The kernel lock validator

The kernel lock validator

Posted May 31, 2006 6:28 UTC (Wed) by flewellyn (subscriber, #5047)
Parent article: The kernel lock validator

Y'know, it's funny. Back in college, in my Operating Systems course, we learned that it was
impossible to design code which would reliably detect all possible deadlock conditions in a
kernel.

We also learned that schedulers could not run in constant time.

That's twice now that Ingo Molnar has basically rewritten the literature on us.


(Log in to post comments)

The kernel lock validator

Posted May 31, 2006 6:54 UTC (Wed) by smurf (subscriber, #17840) [Link]

Umm, the validator doesn't detect all *possible* deadlock conditions -- just those that, given current and past locking history, might occur. It won't find tomorrow's deadlock if the code that could possibly cause it didn't run today.

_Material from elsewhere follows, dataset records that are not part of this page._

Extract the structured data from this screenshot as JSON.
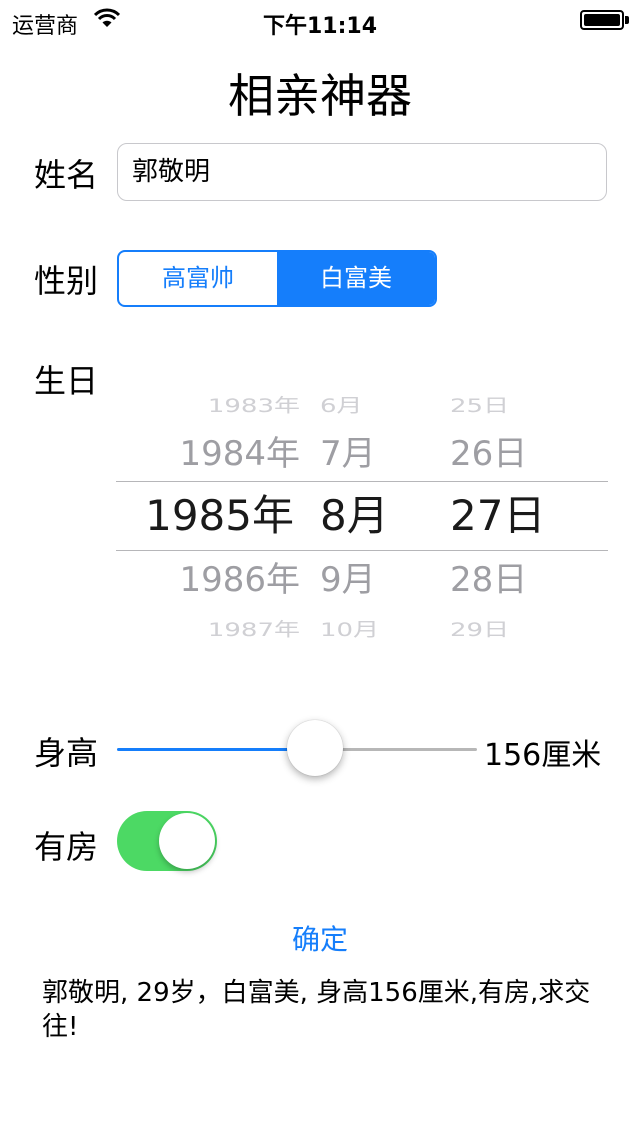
{
  "status_bar": {
    "carrier": "运营商",
    "time": "下午11:14"
  },
  "title": "相亲神器",
  "name": {
    "label": "姓名",
    "value": "郭敬明"
  },
  "gender": {
    "label": "性别",
    "options": [
      "高富帅",
      "白富美"
    ],
    "selected": "白富美"
  },
  "birthday": {
    "label": "生日",
    "years": [
      "1983年",
      "1984年",
      "1985年",
      "1986年",
      "1987年"
    ],
    "months": [
      "6月",
      "7月",
      "8月",
      "9月",
      "10月"
    ],
    "days": [
      "25日",
      "26日",
      "27日",
      "28日",
      "29日"
    ]
  },
  "height": {
    "label": "身高",
    "value_text": "156厘米",
    "slider_fraction": 0.55
  },
  "house": {
    "label": "有房",
    "on": true
  },
  "confirm_label": "确定",
  "result_text": "郭敬明, 29岁，白富美, 身高156厘米,有房,求交往!",
  "colors": {
    "accent": "#157efb",
    "switch_on": "#4cd964",
    "track_off": "#b7b7b7"
  }
}
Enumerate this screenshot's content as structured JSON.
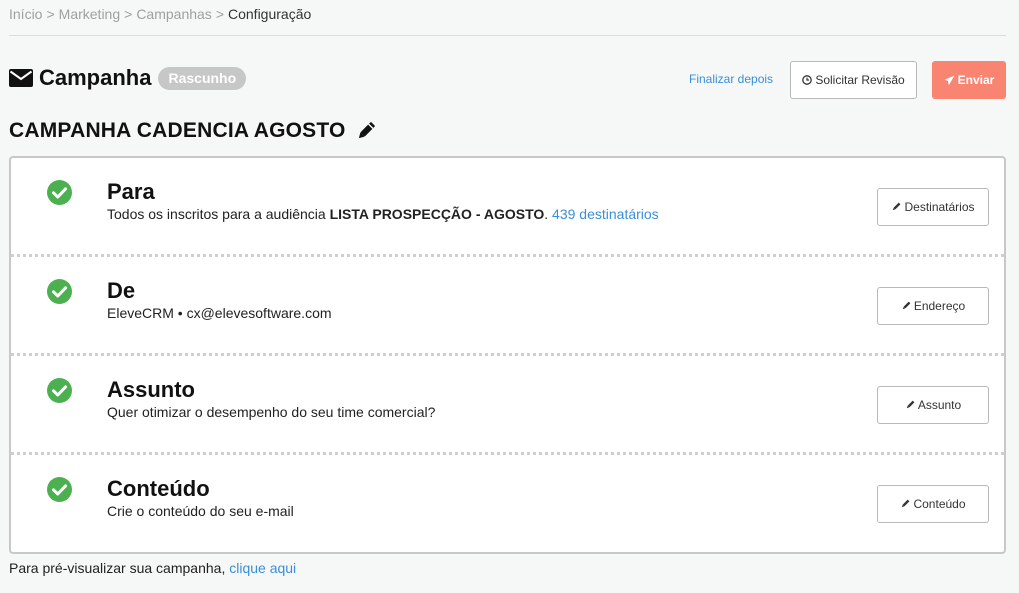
{
  "breadcrumb": {
    "items": [
      "Início",
      "Marketing",
      "Campanhas"
    ],
    "separator": ">",
    "current": "Configuração"
  },
  "header": {
    "title": "Campanha",
    "status_badge": "Rascunho",
    "finalize_link": "Finalizar depois",
    "review_button": "Solicitar Revisão",
    "send_button": "Enviar"
  },
  "campaign": {
    "name": "CAMPANHA CADENCIA AGOSTO"
  },
  "sections": {
    "para": {
      "title": "Para",
      "desc_prefix": "Todos os inscritos para a audiência ",
      "audience": "LISTA PROSPECÇÃO - AGOSTO",
      "desc_sep": ". ",
      "recipients_link": "439 destinatários",
      "button": "Destinatários"
    },
    "de": {
      "title": "De",
      "desc": "EleveCRM • cx@elevesoftware.com",
      "button": "Endereço"
    },
    "assunto": {
      "title": "Assunto",
      "desc": "Quer otimizar o desempenho do seu time comercial?",
      "button": "Assunto"
    },
    "conteudo": {
      "title": "Conteúdo",
      "desc": "Crie o conteúdo do seu e-mail",
      "button": "Conteúdo"
    }
  },
  "footer": {
    "text": "Para pré-visualizar sua campanha, ",
    "link": "clique aqui"
  },
  "colors": {
    "accent_link": "#3a8fd8",
    "send_button": "#f98472",
    "check_green": "#4caf50",
    "badge_gray": "#c7c7c7"
  },
  "icons": {
    "header": "envelope-icon",
    "review": "clock-icon",
    "send": "paper-plane-icon",
    "edit": "pencil-icon",
    "status": "check-circle-icon"
  }
}
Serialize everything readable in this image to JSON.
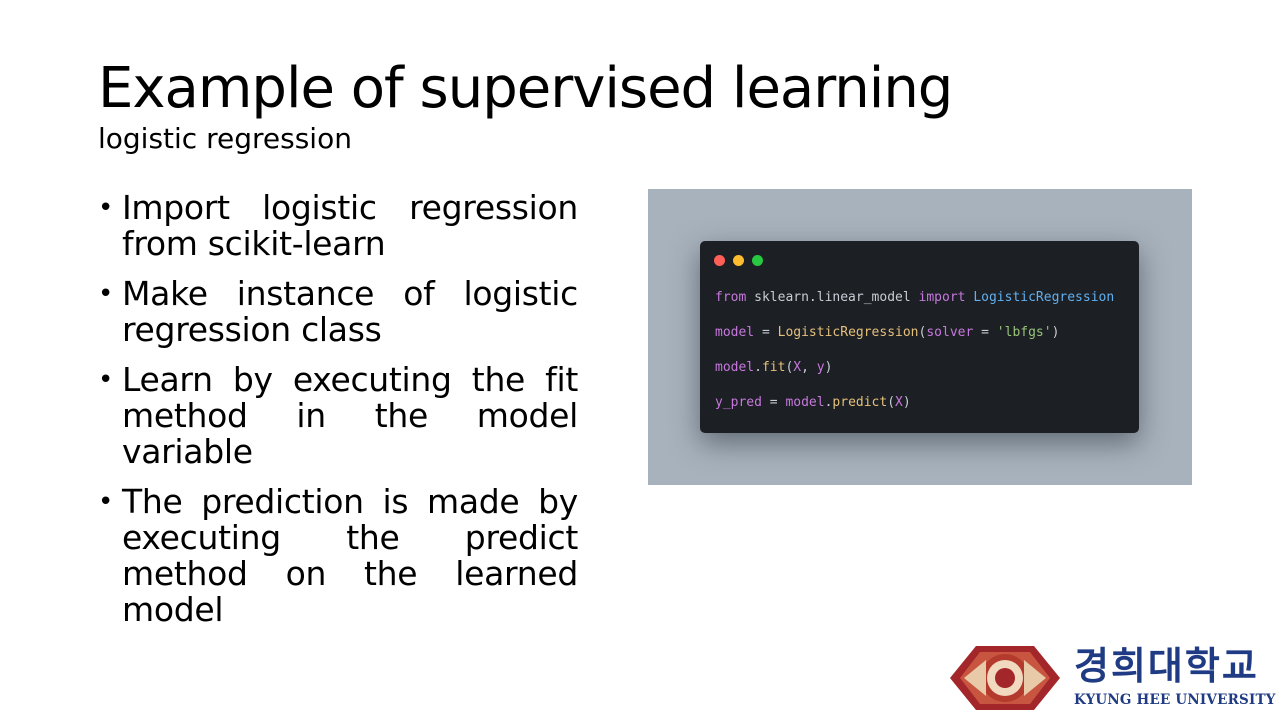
{
  "slide": {
    "title": "Example of supervised learning",
    "subtitle": "logistic regression",
    "bullets": [
      "Import logistic regression from scikit-learn",
      "Make instance of logistic regression class",
      "Learn by executing the fit method in the model variable",
      "The prediction is made by executing the predict method on the learned model"
    ],
    "bullet_symbol": "•"
  },
  "code_image": {
    "window_buttons": [
      "#ff5f57",
      "#febc2e",
      "#28c840"
    ],
    "lines": [
      [
        {
          "t": "from ",
          "c": "#c678dd"
        },
        {
          "t": "sklearn.linear_model ",
          "c": "#c8ccd4"
        },
        {
          "t": "import ",
          "c": "#c678dd"
        },
        {
          "t": "LogisticRegression",
          "c": "#61afef"
        }
      ],
      [
        {
          "t": "model ",
          "c": "#c678dd"
        },
        {
          "t": "= ",
          "c": "#c8ccd4"
        },
        {
          "t": "LogisticRegression",
          "c": "#e5c07b"
        },
        {
          "t": "(",
          "c": "#c8ccd4"
        },
        {
          "t": "solver ",
          "c": "#c678dd"
        },
        {
          "t": "= ",
          "c": "#c8ccd4"
        },
        {
          "t": "'lbfgs'",
          "c": "#98c379"
        },
        {
          "t": ")",
          "c": "#c8ccd4"
        }
      ],
      [
        {
          "t": "model",
          "c": "#c678dd"
        },
        {
          "t": ".",
          "c": "#c8ccd4"
        },
        {
          "t": "fit",
          "c": "#e5c07b"
        },
        {
          "t": "(",
          "c": "#c8ccd4"
        },
        {
          "t": "X",
          "c": "#c678dd"
        },
        {
          "t": ", ",
          "c": "#c8ccd4"
        },
        {
          "t": "y",
          "c": "#c678dd"
        },
        {
          "t": ")",
          "c": "#c8ccd4"
        }
      ],
      [
        {
          "t": "y_pred ",
          "c": "#c678dd"
        },
        {
          "t": "= ",
          "c": "#c8ccd4"
        },
        {
          "t": "model",
          "c": "#c678dd"
        },
        {
          "t": ".",
          "c": "#c8ccd4"
        },
        {
          "t": "predict",
          "c": "#e5c07b"
        },
        {
          "t": "(",
          "c": "#c8ccd4"
        },
        {
          "t": "X",
          "c": "#c678dd"
        },
        {
          "t": ")",
          "c": "#c8ccd4"
        }
      ]
    ]
  },
  "logo": {
    "korean_name": "경희대학교",
    "english_name": "KYUNG HEE UNIVERSITY",
    "brand_color": "#1f3b83",
    "emblem_color": "#a3262a"
  }
}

Oh, and the scheduler doesn't run in constant time. It just delegates the job to small trivial chunks that run when each process starts+stops using the CPU, so technically it's still O(n), not O(1).

Re: detecting all possible deadlock conditions

Posted May 31, 2006 7:17 UTC (Wed) by mingo (subscriber, #31122) [Link]

Well, the validator does reduce the incredibly complex QA task of "trigger all possible locking races that can lead to deadlocks, assuming an arbitrary number of CPUs and interrupt sources" to "trigger all locking codepaths at least once".

In other words, we've reduced a highly probabilistic parallel QA (and manual code review) task to a comparatively _much_ simpler task of serial code coverage.

But yes, to increase the 'reach' of the formal proof of correctness we need to increase code coverage during testing. Projects like LTP do that systematically, they use kernel instrumentation and visualization tools to see which code wasnt executed yet and create testcases to trigger it. Plus chaos helps us too: if LTP doesnt trigger it, users will eventually - and will likely not trigger the deadlock itself, but only the codepath that makes it possible. (hence there is much better debug info and a still working system.)

Put differently: it's not bad idea to run through every possible branch of code at least once anyway ;-) If some code is never triggered in practice, why is the code there and how was it tested to begin with? There is a world of a difference between code that is never executed even once and narrow 1-instruction races that need many CPUs to even trigger.

So i'd say "total locking correctness" is not an impossible dream anymore, but is attached to another effort (code coverage) that we want to make as complete as possible anyway.

testing and code coverage

Posted May 31, 2006 14:21 UTC (Wed) by jreiser (subscriber, #11027) [Link]

Put differently: it's not bad idea to run through every possible branch of code at least once anyway ;-) If some code is never triggered in practice, why is the code there and how was it tested to begin with?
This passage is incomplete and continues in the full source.